The UK Court of Appeal has ruled the government’s “immigration exemption” in the Data Protection Act 2018 as unlawful.

Found in Schedule 2 of the DPA 18, the immigration exemption allows the Home Office and organisations involved in “immigration control” to refuse personal data access if it could “prejudice the maintenance of effective immigration control.”

In July 2019, digital campaigning organisation Open Rights Group (ORG) and the3million argued to the High Court stating that the exemption was too broad and undermined GDPR in addition to its Charter of Fundamental Rights. 

The exemption not only impacts EU nationals but anyone who has dealings with any of the state bodies or organisations involved in “immigration control.” This includes those affected by the Windrush scandal and people seeking refuge in the UK.

Although the court rejected the group’s argument and deemed the exemption lawful, stating that ”the purposes for which, and the categories of data to which, it may be applied were…appropriately delineated” - a legal appearl had resulted in the previous decision being overturned on June 2 2021.

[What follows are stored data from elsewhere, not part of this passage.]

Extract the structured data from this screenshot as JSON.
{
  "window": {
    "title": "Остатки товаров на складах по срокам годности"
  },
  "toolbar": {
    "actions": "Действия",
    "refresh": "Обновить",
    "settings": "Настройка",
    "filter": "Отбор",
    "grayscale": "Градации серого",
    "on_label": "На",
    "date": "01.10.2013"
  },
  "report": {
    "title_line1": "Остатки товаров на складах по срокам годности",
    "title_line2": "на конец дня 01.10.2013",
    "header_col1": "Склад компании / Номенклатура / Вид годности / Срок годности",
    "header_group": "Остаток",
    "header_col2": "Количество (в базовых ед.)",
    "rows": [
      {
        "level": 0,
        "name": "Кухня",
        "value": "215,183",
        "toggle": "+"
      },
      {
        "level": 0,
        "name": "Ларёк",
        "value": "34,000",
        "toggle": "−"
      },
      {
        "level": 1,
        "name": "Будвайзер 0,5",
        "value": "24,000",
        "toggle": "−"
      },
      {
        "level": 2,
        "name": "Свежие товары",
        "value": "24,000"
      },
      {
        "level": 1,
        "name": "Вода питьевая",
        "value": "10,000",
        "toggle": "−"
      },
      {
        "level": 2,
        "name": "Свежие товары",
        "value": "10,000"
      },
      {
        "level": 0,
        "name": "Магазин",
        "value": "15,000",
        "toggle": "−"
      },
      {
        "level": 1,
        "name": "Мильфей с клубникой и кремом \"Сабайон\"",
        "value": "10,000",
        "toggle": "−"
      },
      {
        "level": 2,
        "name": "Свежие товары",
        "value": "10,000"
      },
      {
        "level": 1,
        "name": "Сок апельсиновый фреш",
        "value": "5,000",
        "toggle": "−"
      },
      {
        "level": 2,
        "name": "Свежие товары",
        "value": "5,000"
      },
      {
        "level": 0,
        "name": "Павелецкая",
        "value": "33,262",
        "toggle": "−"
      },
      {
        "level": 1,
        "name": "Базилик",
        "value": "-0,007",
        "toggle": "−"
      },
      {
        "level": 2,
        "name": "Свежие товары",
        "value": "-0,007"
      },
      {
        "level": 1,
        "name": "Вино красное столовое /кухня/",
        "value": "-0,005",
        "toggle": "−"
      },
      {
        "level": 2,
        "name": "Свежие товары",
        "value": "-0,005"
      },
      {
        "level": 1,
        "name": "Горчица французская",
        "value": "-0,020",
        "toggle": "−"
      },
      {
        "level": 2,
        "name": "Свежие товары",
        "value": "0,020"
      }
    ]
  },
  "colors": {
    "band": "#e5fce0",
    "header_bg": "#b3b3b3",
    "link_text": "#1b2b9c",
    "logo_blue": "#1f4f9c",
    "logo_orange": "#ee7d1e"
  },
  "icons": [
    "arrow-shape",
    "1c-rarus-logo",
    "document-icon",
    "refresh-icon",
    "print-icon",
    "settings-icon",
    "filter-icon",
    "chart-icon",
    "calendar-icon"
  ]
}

“This is a momentous day. The Court of Appeal has recognised that the Immigration Exemption drives a huge hole through data protection law, allowing the government to restrict access to information that may be being used to deny people their rights,” said Sahdya Darr, immigration policy manager at ORG.

“If the government holds information about you, it should only be in the most exceptional circumstances that it is denied to you, such as during a criminal investigation.

“The treatment of immigrants as criminals and suspects is simply wrong. The suffering of the Windrush generation shows that Home Office use of data is poor. The court has today found that proper safeguards should be put in place to help prevent future abuses and to ensure that people are treated fairly and lawfully.”